For decades, it stood as a rite of passage for so many consumers: buying one’s first car. However, according to many experts, vehicle ownership has a limited future, given the rise of ridesharing, autonomous vehicle (AV) technology and the so-called sharing economy.
Companies are competing to win bigger positions within the sweet spot of those three trends. To learn more about this, PYMNTS recently spoke with Aarjav Trivedi, CEO of Ridecell. The company, founded in 2009, empowers new mobility operators, including original equipment manufacturers (OEMs), car rental companies, auto clubs, cities, transit agencies, dealer groups and private fleets to launch, expand and maximize the utilization of their own ridesharing and car-sharing services.
The PYMNTS interview came as Ridecell has expanded its Series B equity investment round to more than $60 million, funding that will go toward continued development of the company’s platform. In addition, fresh testing of autonomous vehicles has recently started, with investments continuing to flow into that sector. All that activity foreshadows significant innovation and change in the years to come for the automotive sector, including ridesharing, car sharing, payments and commerce — vehicles, after all, impact so many areas of the economy and culture.
“Autonomous driving is disruptive, but until autonomous vehicles are shared, autonomous driving is just another form of advanced cruise control,” Trivedi told PYMNTS. “Combined with shared mobility, it will become the pillar of the transformation of society from vehicle ownership to using shared mobility.”
Platform Battle
The platform battle will guide much of how the autonomous vehicle ecosystem evolves. Ridecell is preparing for that future while dealing with the realities of what’s happening now.
“Ridecell [has been] focused on building the on-demand transportation platform that will scale from driven to driverless to help companies achieve a successful shared mobility platform,” Trivedi said. “Our Auro autonomous tech can be used for near-term use cases to support car sharing.”

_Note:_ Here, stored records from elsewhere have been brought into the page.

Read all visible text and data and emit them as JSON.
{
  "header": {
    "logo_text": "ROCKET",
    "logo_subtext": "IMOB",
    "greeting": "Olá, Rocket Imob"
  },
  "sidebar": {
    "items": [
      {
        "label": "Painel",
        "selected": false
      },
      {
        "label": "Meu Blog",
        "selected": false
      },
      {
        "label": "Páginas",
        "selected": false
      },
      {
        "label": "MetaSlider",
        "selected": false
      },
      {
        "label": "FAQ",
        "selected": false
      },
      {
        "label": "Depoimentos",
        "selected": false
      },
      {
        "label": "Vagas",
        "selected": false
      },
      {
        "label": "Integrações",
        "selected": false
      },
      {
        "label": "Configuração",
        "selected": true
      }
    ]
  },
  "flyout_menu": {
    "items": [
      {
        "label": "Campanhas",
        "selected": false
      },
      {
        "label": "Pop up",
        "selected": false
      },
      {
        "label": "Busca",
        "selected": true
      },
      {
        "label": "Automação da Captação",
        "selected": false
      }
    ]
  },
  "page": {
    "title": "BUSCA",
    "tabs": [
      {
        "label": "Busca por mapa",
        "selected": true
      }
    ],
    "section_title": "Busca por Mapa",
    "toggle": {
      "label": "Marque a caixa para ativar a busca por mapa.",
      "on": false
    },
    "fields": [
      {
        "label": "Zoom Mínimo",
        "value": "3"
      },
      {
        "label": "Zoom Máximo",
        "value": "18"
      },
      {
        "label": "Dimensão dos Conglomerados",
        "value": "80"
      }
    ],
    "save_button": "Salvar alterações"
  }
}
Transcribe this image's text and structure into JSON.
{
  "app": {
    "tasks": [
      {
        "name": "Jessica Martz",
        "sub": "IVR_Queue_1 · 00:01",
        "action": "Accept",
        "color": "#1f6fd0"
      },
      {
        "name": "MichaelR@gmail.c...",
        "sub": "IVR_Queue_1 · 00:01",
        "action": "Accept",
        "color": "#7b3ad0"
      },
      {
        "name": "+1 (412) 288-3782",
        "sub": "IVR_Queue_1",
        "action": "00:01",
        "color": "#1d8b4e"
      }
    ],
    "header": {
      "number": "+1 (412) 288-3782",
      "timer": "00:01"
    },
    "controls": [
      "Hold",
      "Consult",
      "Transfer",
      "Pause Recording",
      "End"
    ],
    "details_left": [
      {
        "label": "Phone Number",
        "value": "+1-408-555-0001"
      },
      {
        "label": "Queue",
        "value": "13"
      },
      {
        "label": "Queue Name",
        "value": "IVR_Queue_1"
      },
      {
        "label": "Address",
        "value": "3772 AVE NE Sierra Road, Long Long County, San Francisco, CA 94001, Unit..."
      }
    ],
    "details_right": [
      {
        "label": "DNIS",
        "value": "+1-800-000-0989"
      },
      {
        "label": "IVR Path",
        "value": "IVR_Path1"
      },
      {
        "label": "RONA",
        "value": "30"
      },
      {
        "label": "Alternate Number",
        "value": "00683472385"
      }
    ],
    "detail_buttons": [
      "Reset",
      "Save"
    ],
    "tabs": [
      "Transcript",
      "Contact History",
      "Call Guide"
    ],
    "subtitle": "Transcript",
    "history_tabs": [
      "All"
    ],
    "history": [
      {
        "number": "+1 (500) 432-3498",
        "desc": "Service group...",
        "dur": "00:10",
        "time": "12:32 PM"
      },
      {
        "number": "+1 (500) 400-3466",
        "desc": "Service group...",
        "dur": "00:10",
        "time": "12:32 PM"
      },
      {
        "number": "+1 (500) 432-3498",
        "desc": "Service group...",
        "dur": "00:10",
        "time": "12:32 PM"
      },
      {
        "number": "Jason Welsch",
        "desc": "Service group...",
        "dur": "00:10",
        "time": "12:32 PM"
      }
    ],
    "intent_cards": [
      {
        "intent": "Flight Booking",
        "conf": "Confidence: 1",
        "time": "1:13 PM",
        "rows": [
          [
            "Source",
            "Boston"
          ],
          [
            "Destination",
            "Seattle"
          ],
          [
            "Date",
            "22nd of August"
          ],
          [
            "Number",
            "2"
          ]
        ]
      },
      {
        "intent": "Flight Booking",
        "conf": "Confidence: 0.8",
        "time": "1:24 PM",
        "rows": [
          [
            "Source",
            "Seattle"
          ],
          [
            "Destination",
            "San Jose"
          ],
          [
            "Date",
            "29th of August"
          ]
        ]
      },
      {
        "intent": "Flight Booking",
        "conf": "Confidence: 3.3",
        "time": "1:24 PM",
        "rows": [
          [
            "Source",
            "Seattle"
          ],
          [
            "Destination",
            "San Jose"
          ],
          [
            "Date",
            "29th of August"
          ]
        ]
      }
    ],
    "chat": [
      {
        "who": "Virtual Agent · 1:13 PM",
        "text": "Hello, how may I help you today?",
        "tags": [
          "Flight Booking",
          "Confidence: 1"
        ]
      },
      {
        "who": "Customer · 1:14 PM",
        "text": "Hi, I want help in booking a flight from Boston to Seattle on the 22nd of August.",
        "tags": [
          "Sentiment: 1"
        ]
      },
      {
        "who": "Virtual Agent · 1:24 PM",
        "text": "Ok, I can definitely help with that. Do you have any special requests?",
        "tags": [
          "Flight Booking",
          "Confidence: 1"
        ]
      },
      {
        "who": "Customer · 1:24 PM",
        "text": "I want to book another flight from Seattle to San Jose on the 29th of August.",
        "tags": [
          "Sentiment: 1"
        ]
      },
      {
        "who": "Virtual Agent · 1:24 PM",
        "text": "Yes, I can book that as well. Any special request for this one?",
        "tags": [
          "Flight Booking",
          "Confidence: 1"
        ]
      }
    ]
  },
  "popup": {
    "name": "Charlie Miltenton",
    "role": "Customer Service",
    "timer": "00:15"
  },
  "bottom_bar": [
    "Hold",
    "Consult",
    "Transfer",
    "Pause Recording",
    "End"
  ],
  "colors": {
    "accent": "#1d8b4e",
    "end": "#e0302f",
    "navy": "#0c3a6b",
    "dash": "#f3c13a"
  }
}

The company’s platform, according to Trivedi, works to “power” car-sharing and ridesharing services, and “manage profitable new mobility services.” Ridecell’s Auro technology is designed for “today’s near-term use cases for autonomous driving, with Level Four low-speed use cases,” he said. In the world of autonomous driving, Level Four refers to, as one outlet put it, a vehicle that “can operate without human input or oversight, but only under select conditions defined by factors such as road type or geographic area.”
Autonomous Future
So where are all those autonomous vehicles?
For the most part, they are on testing tracks and roads. However, if one believes the U.K.’s transport secretary, autonomous vehicles may appear in mainstream traffic within four years. Many experts have predicted that autonomous trucks — as in semi-trailer trucks that haul freight — will hit the highways in greater numbers initially, perhaps having a quicker impact on payments and commerce, and even AV technology. There seems little doubt, though, that autonomous vehicles are coming, and for real.
“When AVs [become] mainstream, the entire supply chain of eCommerce and [the] food delivery industry will be revolutionized,” Trivedi told PYMNTS. “The unit economics go down, and with delivery becoming extremely fast, a major share of consumption of products by customers would be through AV deliveries.”
Ridesharing, too, will experience major disruption — and that will have wider impacts on the larger automotive ecosystem.
“The biggest change in ridesharing in the coming future is autonomous driving,” Trivedi said. “Once the driver is removed from the vehicle, the cost of the driver is also removed, which will reduce the overall cost of offering a rideshare service.”
He said the cost of ridesharing services could decline to $.25 per mile — or less — from about $1.50 per mile currently. “This would make ridesharing much cheaper than driving your own car,” he added.
Autonomous Transformation
That will lead to even greater transformation.
“In urban areas, where these services may displace car ownership, the market will shift from services that cater to private vehicle owners to services that cater to fleets of vehicles,” Trivedi said. “Autonomous ridesharing services will transform mobility for less-mobile populations, such as disabled veterans, the elderly, low-income and/or isolated populations. This will allow seniors and veterans access to subsidized healthcare and other public services, which they may [not have] been able to physically access before due to lack of owned or affordable transportation.”
There is little doubt that AVs — along with connected cars and trucks — will also influence other industries.
“If the accident rate for autonomous really decreases by 90 percent, private shops that service accident repair may find their business[es] diminish considerably,” he said. “Auto insurance is also expected to be considerably impacted in the wake of the shift to autonomous driving.”
In fact, as PYMNTS recently reported, the auto finance industry is already mapping out possible responses and changes to the rise of connected and autonomous vehicle technology. However, even outside the scope of AVs, Trivedi said, new technologies and shifting consumer behavior — as well as the increased use of mobile — are already working to turn vehicles into “payment devices.”
PYMNTS has regularly reported on how fuel and other purchases are being changed by connected car technology. According to Trivedi, that’s just a taste of what’s to come.
A century ago, the fast-growing automotive industry brought major economic and cultural changes to the United States and other countries. One can count on a similar — or perhaps even greater — level of change in the coming years as autonomous vehicles hit the road and play a real role in payments and commerce.